Simply put- I feel like my liver is my heart of darkness - a sludgy, dark, seedy battle ground that has held in anger from my childhood, relationship with my parents, frustration about work, finances, anger about past bosses and people I hired, deep anger about breakups and an untapped mound of anger over the passing of my beloved Gram- my one true mother and champion.  My liver has wounds- it has words and phrases etched into each corner - sometimes from my own thoughts and mostly from those of others who have hurt me.

If my liver were a car, it'd need an oil change PRONTO - in fact it'd probably need an all new oil system with new filters.  In fact, that car wouldn't function it'd be so toxic.
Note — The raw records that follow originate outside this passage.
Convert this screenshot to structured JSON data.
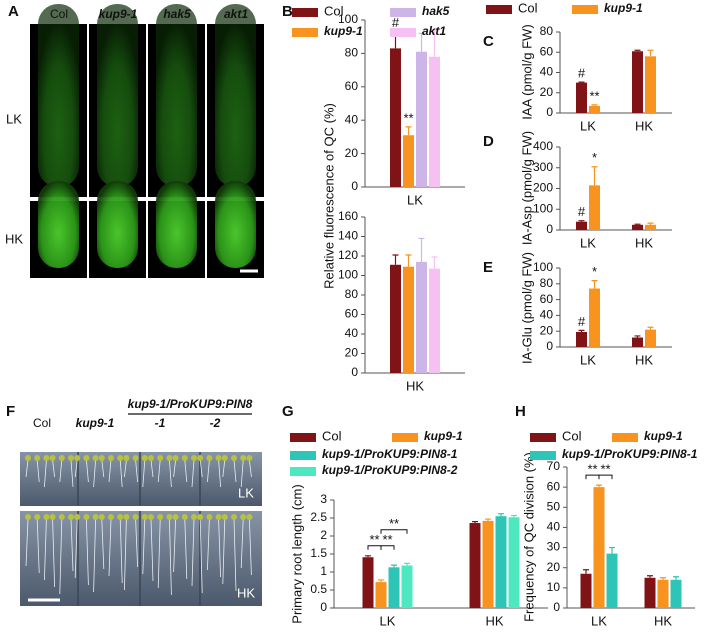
{
  "panel_a": {
    "letter": "A",
    "columns": [
      "Col",
      "kup9-1",
      "hak5",
      "akt1"
    ],
    "rows": [
      "LK",
      "HK"
    ]
  },
  "panel_f": {
    "letter": "F",
    "header": "kup9-1/ProKUP9:PIN8",
    "columns": [
      "Col",
      "kup9-1",
      "-1",
      "-2"
    ],
    "rows": [
      "LK",
      "HK"
    ]
  },
  "chart_data": [
    {
      "type": "bar",
      "letter": "B",
      "ylabel": "Relative fluorescence of QC (%)",
      "categories": [
        "LK",
        "HK"
      ],
      "series": [
        {
          "name": "Col",
          "color": "#7f1315",
          "values": [
            83,
            111
          ],
          "errors": [
            10,
            10
          ]
        },
        {
          "name": "kup9-1",
          "color": "#f7931e",
          "values": [
            31,
            109
          ],
          "errors": [
            5,
            12
          ]
        },
        {
          "name": "hak5",
          "color": "#cdb5e8",
          "values": [
            81,
            114
          ],
          "errors": [
            11,
            24
          ]
        },
        {
          "name": "akt1",
          "color": "#f6c1f2",
          "values": [
            78,
            107
          ],
          "errors": [
            16,
            12
          ]
        }
      ],
      "axes": [
        {
          "ylim": [
            0,
            100
          ],
          "yticks": [
            0,
            20,
            40,
            60,
            80,
            100
          ]
        },
        {
          "ylim": [
            0,
            160
          ],
          "yticks": [
            0,
            20,
            40,
            60,
            80,
            100,
            120,
            140,
            160
          ]
        }
      ],
      "annotations": [
        {
          "text": "#",
          "series": 0,
          "category": 0
        },
        {
          "text": "**",
          "series": 1,
          "category": 0
        }
      ]
    },
    {
      "type": "bar",
      "letter": "C",
      "ylabel": "IAA (pmol/g FW)",
      "categories": [
        "LK",
        "HK"
      ],
      "series": [
        {
          "name": "Col",
          "color": "#7f1315",
          "values": [
            30,
            61
          ],
          "errors": [
            0.5,
            1
          ]
        },
        {
          "name": "kup9-1",
          "color": "#f7931e",
          "values": [
            7,
            56
          ],
          "errors": [
            1,
            6
          ]
        }
      ],
      "ylim": [
        0,
        80
      ],
      "yticks": [
        0,
        20,
        40,
        60,
        80
      ],
      "annotations": [
        {
          "text": "#",
          "series": 0,
          "category": 0
        },
        {
          "text": "**",
          "series": 1,
          "category": 0
        }
      ]
    },
    {
      "type": "bar",
      "letter": "D",
      "ylabel": "IA-Asp (pmol/g FW)",
      "categories": [
        "LK",
        "HK"
      ],
      "series": [
        {
          "color": "#7f1315",
          "values": [
            40,
            25
          ],
          "errors": [
            5,
            3
          ]
        },
        {
          "color": "#f7931e",
          "values": [
            215,
            25
          ],
          "errors": [
            90,
            8
          ]
        }
      ],
      "ylim": [
        0,
        400
      ],
      "yticks": [
        0,
        100,
        200,
        300,
        400
      ],
      "annotations": [
        {
          "text": "#",
          "series": 0,
          "category": 0
        },
        {
          "text": "*",
          "series": 1,
          "category": 0
        }
      ]
    },
    {
      "type": "bar",
      "letter": "E",
      "ylabel": "IA-Glu (pmol/g FW)",
      "categories": [
        "LK",
        "HK"
      ],
      "series": [
        {
          "color": "#7f1315",
          "values": [
            19,
            12
          ],
          "errors": [
            2,
            2
          ]
        },
        {
          "color": "#f7931e",
          "values": [
            74,
            22
          ],
          "errors": [
            10,
            3
          ]
        }
      ],
      "ylim": [
        0,
        100
      ],
      "yticks": [
        0,
        20,
        40,
        60,
        80,
        100
      ],
      "annotations": [
        {
          "text": "#",
          "series": 0,
          "category": 0
        },
        {
          "text": "*",
          "series": 1,
          "category": 0
        }
      ]
    },
    {
      "type": "bar",
      "letter": "G",
      "ylabel": "Primary root length (cm)",
      "categories": [
        "LK",
        "HK"
      ],
      "series": [
        {
          "name": "Col",
          "color": "#7f1315",
          "values": [
            1.41,
            2.36
          ],
          "errors": [
            0.04,
            0.04
          ]
        },
        {
          "name": "kup9-1",
          "color": "#f7931e",
          "values": [
            0.72,
            2.42
          ],
          "errors": [
            0.06,
            0.05
          ]
        },
        {
          "name": "kup9-1/ProKUP9:PIN8-1",
          "color": "#2ec4b6",
          "values": [
            1.13,
            2.55
          ],
          "errors": [
            0.06,
            0.07
          ]
        },
        {
          "name": "kup9-1/ProKUP9:PIN8-2",
          "color": "#4de8c0",
          "values": [
            1.18,
            2.52
          ],
          "errors": [
            0.06,
            0.05
          ]
        }
      ],
      "ylim": [
        0,
        3
      ],
      "yticks": [
        0,
        0.5,
        1,
        1.5,
        2,
        2.5,
        3
      ],
      "brackets": [
        {
          "text": "**",
          "from": 0,
          "to": 1,
          "category": 0
        },
        {
          "text": "**",
          "from": 1,
          "to": 2,
          "category": 0
        },
        {
          "text": "**",
          "from": 1,
          "to": 3,
          "category": 0
        }
      ]
    },
    {
      "type": "bar",
      "letter": "H",
      "ylabel": "Frequency of QC division (%)",
      "categories": [
        "LK",
        "HK"
      ],
      "series": [
        {
          "name": "Col",
          "color": "#7f1315",
          "values": [
            17,
            15
          ],
          "errors": [
            2,
            1
          ]
        },
        {
          "name": "kup9-1",
          "color": "#f7931e",
          "values": [
            60,
            14
          ],
          "errors": [
            1,
            1
          ]
        },
        {
          "name": "kup9-1/ProKUP9:PIN8-1",
          "color": "#2ec4b6",
          "values": [
            27,
            14
          ],
          "errors": [
            3,
            1.5
          ]
        }
      ],
      "ylim": [
        0,
        70
      ],
      "yticks": [
        0,
        10,
        20,
        30,
        40,
        50,
        60,
        70
      ],
      "brackets": [
        {
          "text": "**",
          "from": 0,
          "to": 1,
          "category": 0
        },
        {
          "text": "**",
          "from": 1,
          "to": 2,
          "category": 0
        }
      ]
    }
  ]
}
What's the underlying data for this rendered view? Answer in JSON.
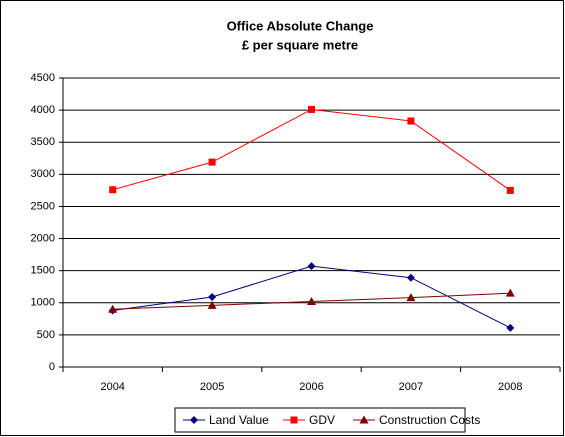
{
  "chart_data": {
    "type": "line",
    "title": "Office Absolute Change",
    "subtitle": "£ per square metre",
    "categories": [
      "2004",
      "2005",
      "2006",
      "2007",
      "2008"
    ],
    "series": [
      {
        "name": "Land Value",
        "color": "#000080",
        "marker": "diamond",
        "values": [
          880,
          1090,
          1570,
          1390,
          610
        ]
      },
      {
        "name": "GDV",
        "color": "#ff0000",
        "marker": "square",
        "values": [
          2760,
          3190,
          4010,
          3830,
          2750
        ]
      },
      {
        "name": "Construction Costs",
        "color": "#800000",
        "marker": "triangle",
        "values": [
          900,
          960,
          1020,
          1080,
          1150
        ]
      }
    ],
    "ylim": [
      0,
      4500
    ],
    "yticks": [
      0,
      500,
      1000,
      1500,
      2000,
      2500,
      3000,
      3500,
      4000,
      4500
    ],
    "grid": true,
    "legend": "bottom"
  }
}
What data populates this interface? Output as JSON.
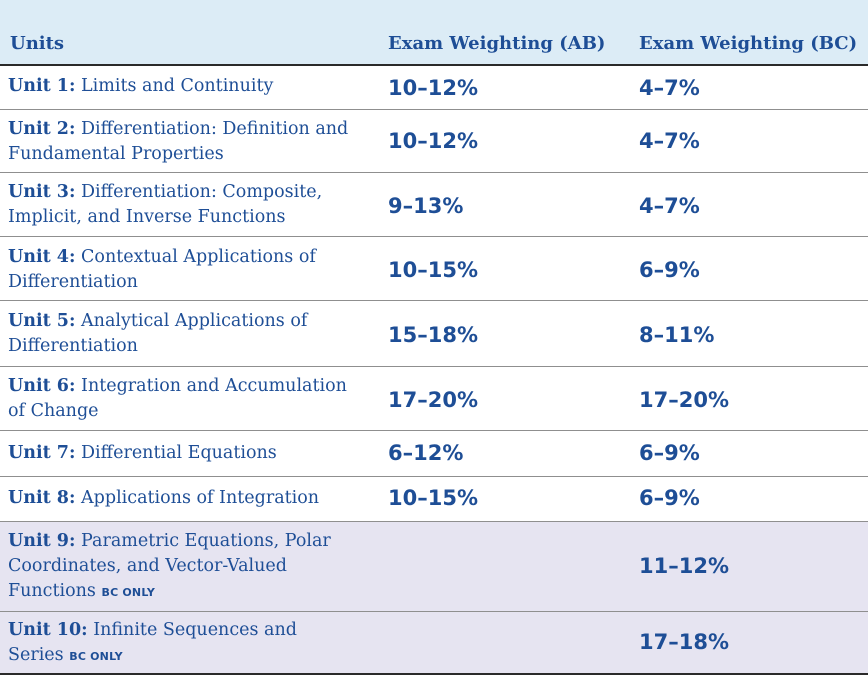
{
  "header": {
    "units": "Units",
    "ab": "Exam Weighting (AB)",
    "bc": "Exam Weighting (BC)"
  },
  "rows": [
    {
      "unit": "Unit 1:",
      "title": "Limits and Continuity",
      "bc_only": "",
      "ab": "10–12%",
      "bc": "4–7%"
    },
    {
      "unit": "Unit 2:",
      "title": "Differentiation: Definition and Fundamental Properties",
      "bc_only": "",
      "ab": "10–12%",
      "bc": "4–7%"
    },
    {
      "unit": "Unit 3:",
      "title": "Differentiation: Composite, Implicit, and Inverse Functions",
      "bc_only": "",
      "ab": "9–13%",
      "bc": "4–7%"
    },
    {
      "unit": "Unit 4:",
      "title": "Contextual Applications of Differentiation",
      "bc_only": "",
      "ab": "10–15%",
      "bc": "6–9%"
    },
    {
      "unit": "Unit 5:",
      "title": "Analytical Applications of Differentiation",
      "bc_only": "",
      "ab": "15–18%",
      "bc": "8–11%"
    },
    {
      "unit": "Unit 6:",
      "title": "Integration and Accumulation of Change",
      "bc_only": "",
      "ab": "17–20%",
      "bc": "17–20%"
    },
    {
      "unit": "Unit 7:",
      "title": "Differential Equations",
      "bc_only": "",
      "ab": "6–12%",
      "bc": "6–9%"
    },
    {
      "unit": "Unit 8:",
      "title": "Applications of Integration",
      "bc_only": "",
      "ab": "10–15%",
      "bc": "6–9%"
    },
    {
      "unit": "Unit 9:",
      "title": "Parametric Equations, Polar Coordinates, and Vector-Valued Functions",
      "bc_only": "BC ONLY",
      "ab": "",
      "bc": "11–12%"
    },
    {
      "unit": "Unit 10:",
      "title": "Infinite Sequences and Series",
      "bc_only": "BC ONLY",
      "ab": "",
      "bc": "17–18%"
    }
  ]
}
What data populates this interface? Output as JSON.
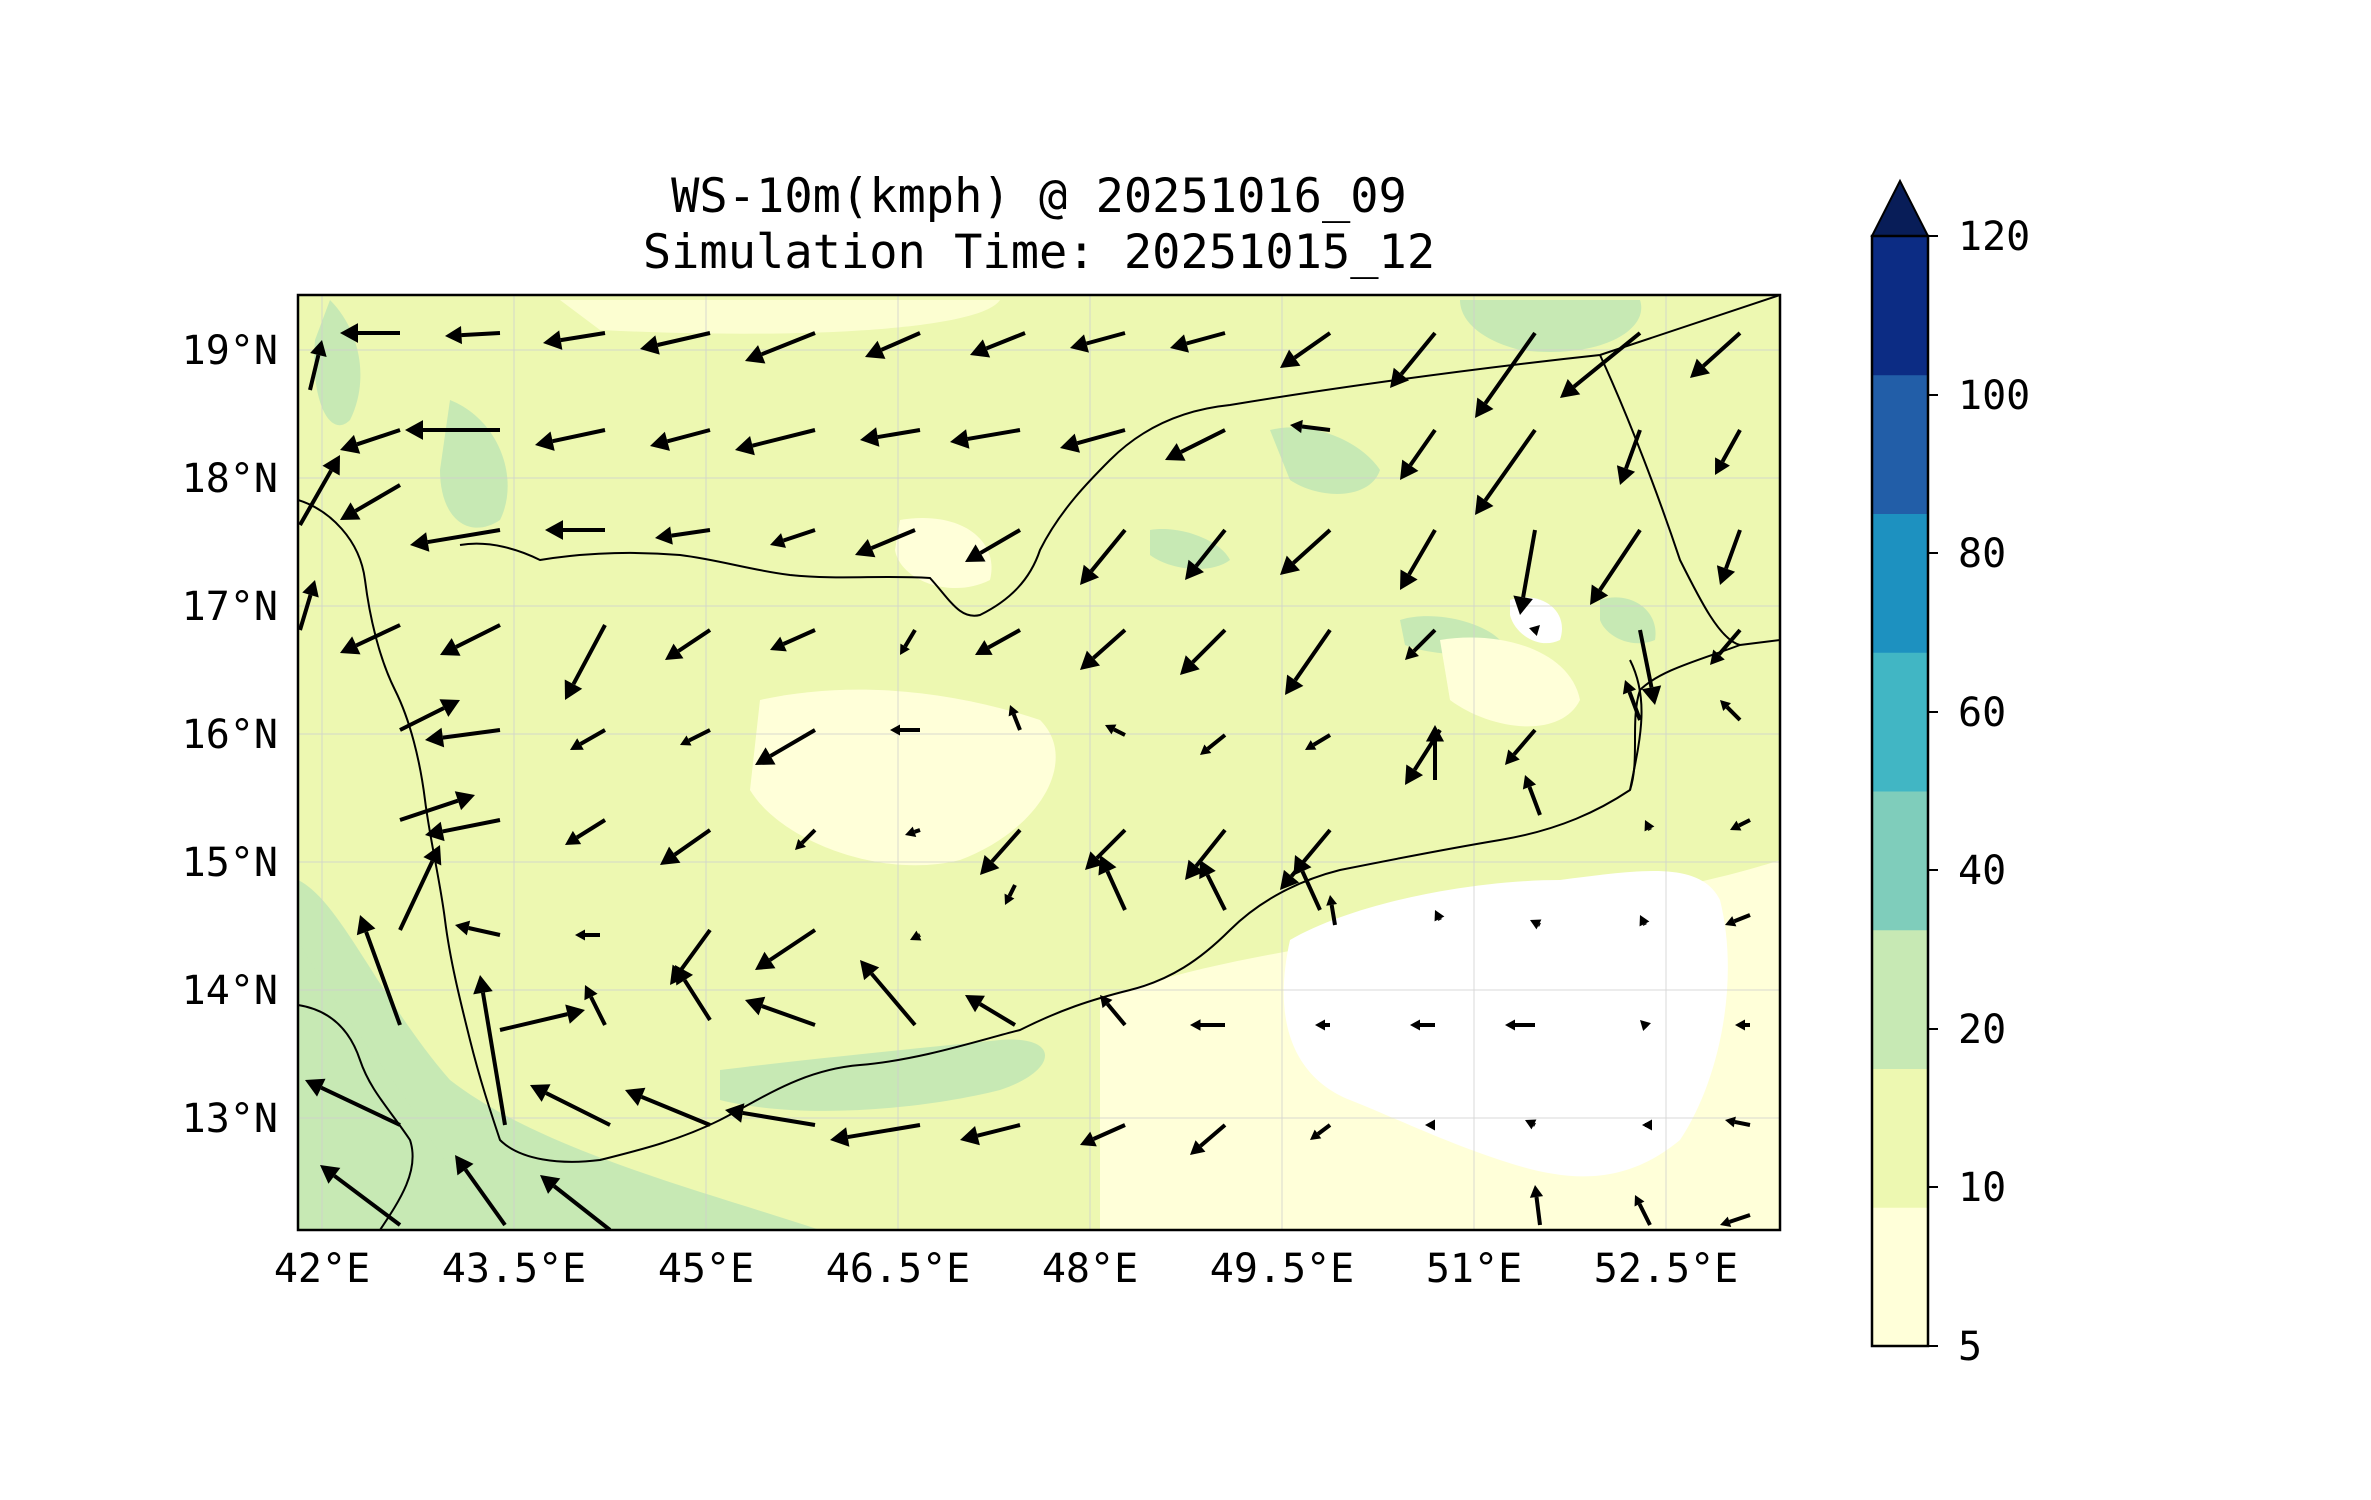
{
  "chart_data": {
    "type": "map",
    "variable": "WS-10m(kmph)",
    "title": "WS-10m(kmph) @ 20251016_09",
    "subtitle": "Simulation Time: 20251015_12",
    "lon_range": [
      42.0,
      53.0
    ],
    "lat_range": [
      12.0,
      19.3
    ],
    "x_ticks": [
      "42°E",
      "43.5°E",
      "45°E",
      "46.5°E",
      "48°E",
      "49.5°E",
      "51°E",
      "52.5°E"
    ],
    "x_tick_values": [
      42.0,
      43.5,
      45.0,
      46.5,
      48.0,
      49.5,
      51.0,
      52.5
    ],
    "y_ticks": [
      "13°N",
      "14°N",
      "15°N",
      "16°N",
      "17°N",
      "18°N",
      "19°N"
    ],
    "y_tick_values": [
      13,
      14,
      15,
      16,
      17,
      18,
      19
    ],
    "colorbar": {
      "levels": [
        5,
        10,
        20,
        40,
        60,
        80,
        100,
        120
      ],
      "labels": [
        "5",
        "10",
        "20",
        "40",
        "60",
        "80",
        "100",
        "120"
      ],
      "colors": [
        "#ffffd9",
        "#edf8b1",
        "#c7e9b4",
        "#7fcdbb",
        "#41b6c4",
        "#1d91c0",
        "#225ea8",
        "#0c2c84"
      ],
      "extend": "max",
      "extend_color": "#081d58"
    },
    "grid": true,
    "wind_vectors_present": true
  }
}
My toxicity is hormonal and from toxic chemicals and heavy metals.  I've tested all these.  But deeper and probably more imporant to address is I'm emotionally toxic.

If I get real with myself, I'm really ANGRY!  I am ANGRY at certain people from my past and I'm ANGRY at the universe.  And I put on a happy face and act like I'm not angry because it's really not becoming is it? An Angry person.  No one wants to hear about your anger, well only your therapist, but really people want happiness, sweetness and smiles.  Luckily, I have an amazing therapist I see weekly, who lets me release, and cry and yell.

And so here I am - detoxing my liver.  And as I do this - I'm detoxing my emotions - feelings are percolating - and it's really interesting.  If you choose to do this- be aware-- detoxing is like a pandora's box.  Things start making their way up to be dealt with - weather you want to or not.

My loving Gram, Irene Gallagher
I don't think I have really gotten over a few major events in the last 10 years that are necessary for me to address - especially the death of my Gram.

I remember being in a shocked daze just hours after she passed (2a) and was back at work that morning(8a), at my center greeting clients as they came in to my center.  I remember one client, as she walked in, taken aback by me being there and while I couldn't manage being there and not being an emotional wreck, I didn't know what to do with myself- and I had been out of work for a week and desperately needed to tend to my client schedule. I stuffed that grief until one summer day months later I broke down in my shower sobbing - uncontrollably and still I have more to release.  I miss that woman more than I can describe and losing her is a loss that have left a whole in my heart and in my soul.

Even as I type this- I can't help but cry and I'm allowing it all to pass through and out of my vs. holding it in.  It's better that way.